Dans une interview accordée à la MTV, M. De Freige a souligné que « le Hezbollah et le mouvement Amal ne devraient plus participer désormais au gouvernement du fait qu’ils n’ont rien pu réaliser avec le gouvernement actuel qui est pourtant monochrome ». Le député de Beyrouth a déclaré dans ce cadre qu’un gouvernement d’union nationale serait envisageable « mais à condition qu’il n’y ait pas dans le pays un arsenal militaire échappant au contrôle de la légalité libanaise ». « Lorsqu’une solution sera trouvée au problème des armes (illégales) au plan interne, nous n’aurons plus alors d’objection à la formation d’un gouvernement d’union nationale », a-t-il souligné.
M. De Freige a ainsi écarté la possibilité que le 14 Mars forme, après les prochaines élections législatives, un gouvernement en partenariat avec le Hezbollah. « Il est difficile désormais de cohabiter avec eux (le Hezbollah) au sein d’un même gouvernement », a-t-il ajouté. Et de poursuivre : « Tant qu’il y a des armes illégales, nous continuerons à nous souvenir du 7 mai (2008) et nous continuerons à nous rappeler que ces armes illégales ont été utilisées sur le plan interne. Si nous incitons les gens à oublier ce problème des armes et si nous occultons cette question, l’arsenal militaire pourrait alors être utilisé une deuxième fois. Notre arme à nous est la parole, la mémoire, la logique et la modération.
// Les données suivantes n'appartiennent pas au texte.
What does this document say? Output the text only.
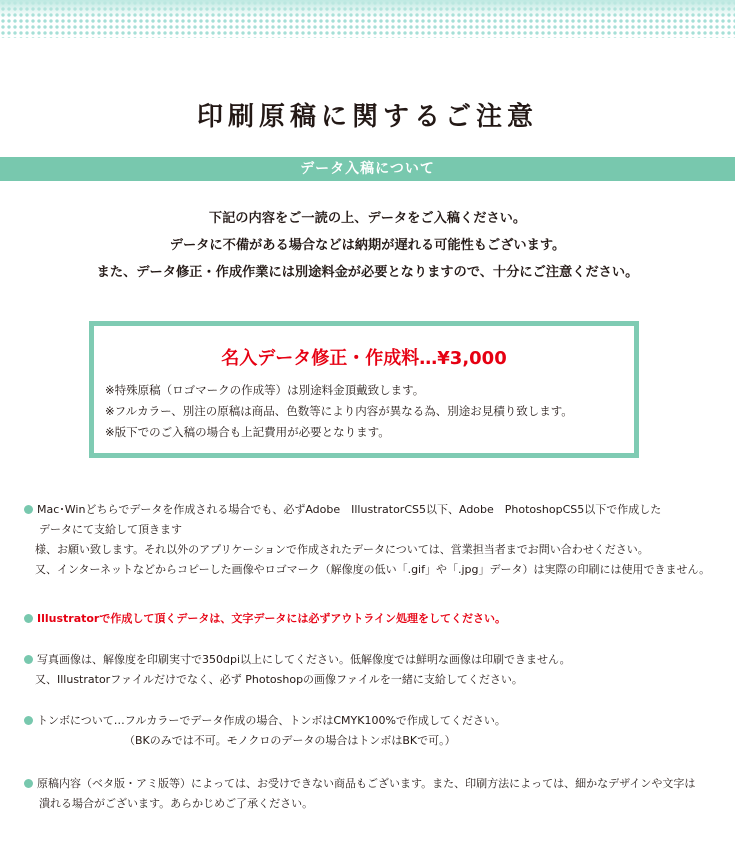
印刷原稿に関するご注意
データ入稿について
下記の内容をご一読の上、データをご入稿ください。
データに不備がある場合などは納期が遅れる可能性もございます。
また、データ修正・作成作業には別途料金が必要となりますので、十分にご注意ください。
名入データ修正・作成料…¥3,000
※特殊原稿（ロゴマークの作成等）は別途料金頂戴致します。
※フルカラー、別注の原稿は商品、色数等により内容が異なる為、別途お見積り致します。
※版下でのご入稿の場合も上記費用が必要となります。
Mac･Winどちらでデータを作成される場合でも、必ずAdobe　IllustratorCS5以下、Adobe　PhotoshopCS5以下で作成した
データにて支給して頂きます
様、お願い致します。それ以外のアプリケーションで作成されたデータについては、営業担当者までお問い合わせください。
又、インターネットなどからコピーした画像やロゴマーク（解像度の低い「.gif」や「.jpg」データ）は実際の印刷には使用できません。
Illustratorで作成して頂くデータは、文字データには必ずアウトライン処理をしてください。
写真画像は、解像度を印刷実寸で350dpi以上にしてください。低解像度では鮮明な画像は印刷できません。
又、Illustratorファイルだけでなく、必ず Photoshopの画像ファイルを一緒に支給してください。
トンボについて…フルカラーでデータ作成の場合、トンボはCMYK100%で作成してください。
（BKのみでは不可。モノクロのデータの場合はトンボはBKで可。）
原稿内容（ベタ版・アミ版等）によっては、お受けできない商品もございます。また、印刷方法によっては、細かなデザインや文字は
潰れる場合がございます。あらかじめご了承ください。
Mais nous devons nous rappeler de ce qui s’est passé le 7 mai car un tel arsenal militaire illégal a été utilisé non pas seulement le 7 mai, mais également en 1975 et jusqu’en 1990. »
L’accord de Taëf
M. De Freige a par ailleurs relevé qu’il existe des failles au niveau de l’accord de Taëf, « notamment en ce qui concerne la représentation des minorités » (au sein du pouvoir). « Mais il est inconcevable que l’on réclame l’amendement de cet accord alors qu’il n’a pas été appliqué dans sa globalité, du fait de la tutelle syrienne par le passé et du poids des armes illégales, aujourd’hui. »
En ce qui concerne, par ailleurs, la crise syrienne, M. De Freige a souligné que « la révolution syrienne prend une tournure semblable à la guerre civile (libanaise) qui a débuté le 13 avril 1975 ». « Le régime syrien joue sur ce facteur », a affirmé le député de Beyrouth qui a relevé dans ce cadre que les forces syriennes sont rentrées au Liban en 1976 « sous prétexte de protéger les chrétiens ». « Mais en réalité, a-t-il précisé, il s’est avéré que la plupart des victimes qui sont tombées (sous les balles ou du fait des bombardements de l’armée syrienne) étaient d’Achrafieh, de Aïn el-Remmaneh ou de Zahlé ». Et M. De Freige d’ajouter dans ce cadre que « la Syrie a rendu un grand service à Israël afin de maintenir sa présence au Liban ». « Elle a en effet divisé la résistance palestinienne et elle a évincé Yasser Arafat et l’OLP du Liban », a rappelé le député de Beyrouth.
Antoine Zahra et l’UCLM
Il convient d’indiquer, par ailleurs, que le député Antoine Zahra, membre du bloc parlementaire des Forces libanaises, a déclaré que « la situation en Syrie et le lien entre le gouvernement actuel et les régimes syrien et iranien constitueront un obstacle au bon déroulement des élections législatives ». « Il reste que notre position est claire et sans appel sur ce plan, en l’occurrence qu’il faut respecter les échéances constitutionnelles », a souligné M. Zahra qui a mis en garde contre toute velléité du régime syrien d’exporter vers le Liban sa crise interne.
Et le député FL d’ajouter : « Les élections de 2013 sont cruciales, en ce sens qu’elles reflèteront des choix décisifs sur le plan politique entre l’option de l’État ou celle du coup de force. »
Toujours sur le plan de l’échéance électorale, notons que le député Hassan Fadlallah, membre du bloc parlementaire du Hezbollah, a critiqué la loi électorale de 1960, affirmant qu’elle « nous a fait revenir au Moyen Âge puisqu’elle a produit un Parlement formé sur une base sectaire et régionale ». « Un retour à cette loi, a affirmé Hassan Fadlallah, ne fera qu’accroître davantage les clivages et les dissensions internes ». Et de souligner que la proportionnelle est susceptible d’assurer une représentation véritable de toutes les composantes libanaises.
Signalons enfin qu’une délégation de l’Union culturelle des Libanais dans le monde (UCLM), conduite par M. Michel Douaihy, a rendu visite au député Sleimane Frangié. M. Douaihy a réaffirmé à cette occasion que « les émigrés libanais ont le droit de participer aux élections législatives de 2013 ».